Scientific classification
- Kingdom: Animalia
- Phylum: Echinodermata
- Class: Holothuroidea
- Order: Holothuriida
- Family: Holothuriidae
- Genus: Holothuria
- Species: H. cinerascens
- Binomial name: Holothuria cinerascens Brandt, 1835

= Holothuria cinerascens =

- Genus: Holothuria
- Species: cinerascens
- Authority: Brandt, 1835
- Conservation status: LC

Species of sea cucumber

Holothuria (Semperothuria) cinerascens is a species of sea cucumber in the family Holothuriidae. The sea cucumber is widely distributed in the Pacific and Indian ocean, being found from the Red Sea to Madagascar and from Japan to Australia. It was first described by Brandt in 1835.

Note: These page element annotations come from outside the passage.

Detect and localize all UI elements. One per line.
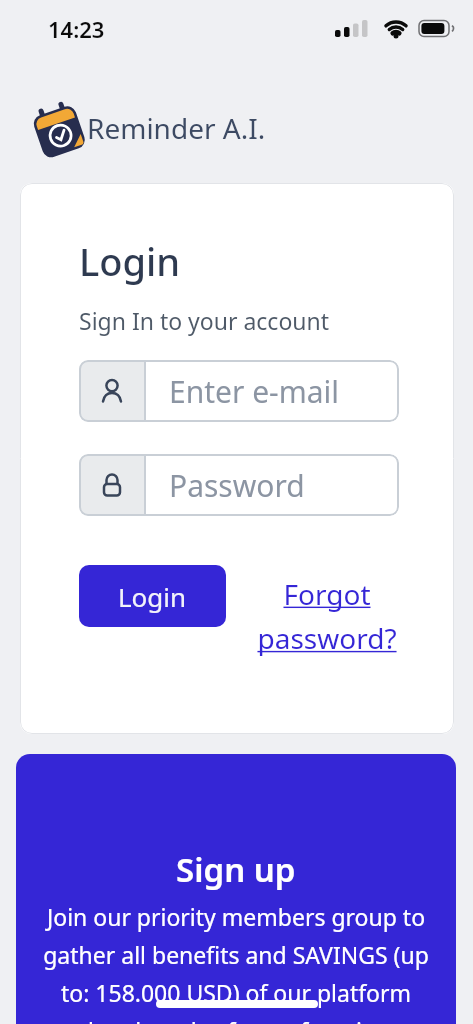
staticText: 14:23 <box>48 14 105 44</box>
staticText: Sign up <box>176 847 296 892</box>
button[interactable]: Sign up <box>16 754 456 1024</box>
button[interactable]: Login <box>79 565 226 627</box>
staticText: Sign In to your account <box>79 305 330 336</box>
button[interactable]: Forgot password? <box>254 575 399 657</box>
staticText: Enter e-mail <box>169 371 340 412</box>
staticText: Join our priority members group to gathe… <box>43 901 429 1024</box>
button[interactable]: Password <box>79 454 399 516</box>
staticText: Login <box>79 235 181 287</box>
staticText: Password <box>169 465 305 506</box>
button[interactable]: Enter e-mail <box>79 360 399 422</box>
staticText: Forgot password? <box>257 575 397 657</box>
staticText: Login <box>118 579 187 614</box>
staticText: Reminder A.I. <box>87 109 266 147</box>
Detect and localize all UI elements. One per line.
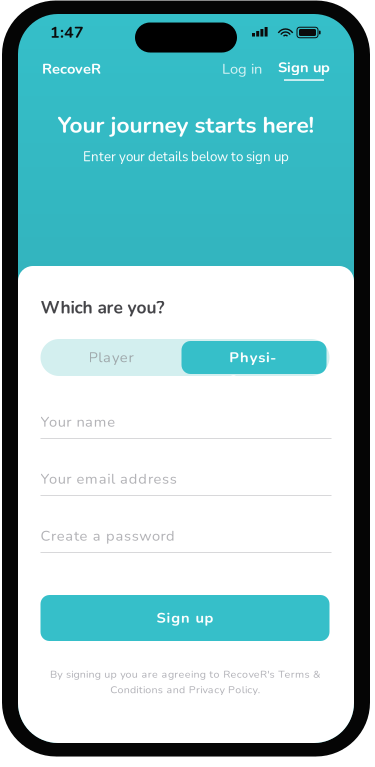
- staticText: Physio: [229, 348, 279, 368]
- staticText: Your journey starts here!: [58, 110, 314, 141]
- button[interactable]: Sign up: [40, 595, 330, 641]
- staticText: Create a password: [40, 526, 175, 546]
- button[interactable]: RecoveR: [42, 53, 101, 85]
- staticText: Sign up: [278, 57, 330, 77]
- staticText: By signing up you are agreeing to Recove…: [50, 667, 320, 682]
- staticText: Player: [88, 348, 134, 368]
- staticText: Your email address: [40, 469, 177, 489]
- staticText: Log in: [222, 59, 262, 79]
- staticText: Conditions and Privacy Policy.: [110, 683, 260, 697]
- staticText: 1:47: [50, 22, 84, 43]
- staticText: Your name: [40, 412, 115, 432]
- button[interactable]: Log in: [222, 53, 262, 85]
- button[interactable]: Player: [40, 339, 182, 376]
- staticText: Which are you?: [40, 296, 164, 320]
- staticText: RecoveR: [42, 59, 101, 79]
- button[interactable]: Physio: [182, 341, 330, 374]
- staticText: Enter your details below to sign up: [83, 148, 289, 166]
- staticText: Sign up: [157, 608, 213, 628]
- button[interactable]: Sign up: [278, 53, 330, 85]
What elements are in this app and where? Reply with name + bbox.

== Description and biology ==
The ashy sea cucumber appears as a black tube with grey or red specs giving it the overall appearance like ashes and varies in size from ten to thirty centimeters. They live for about five to fifteen years. The ashy sea cucumber uses its tentacles to catch floating particles from the water column, such as plankton, algae, tiny aquatic organisms and organic detritus. Holothuria cinerascens is gonochoric and a broadcast spawner.

== Habitat ==
This species can be found around coral reefs and rocks, in tide pools, in deeper waters, lagoons, and bays, often hiding in very tight spaces. Their movement and migration patterns depend on their depth of sea level they are located at, influence of light intensity, the temperature conditions and the amount of predators surrounding the area.

== Human use ==
These marine animals are very nutritional. They contain minerals, calcium, vitamins, irons, zinc and magnesium. They are very important human food sources which is why they have high economic food value. These sea cucumbers are also part of pharmaceutical uses. Their protein is rich in glycine (major component) and also contain amino acids and other components (glutamic acid, alanine, threonine acid, etc.).

== Hawaiʻi ==
Ashy sea cucumbers are very common on Hawaiian shorelines. They are known as "Loli pua" in Hawaiian. As for cultural connections (Moʻolelo), these sea cucumbers were eaten and used as medicine during traditional Hawaiian life.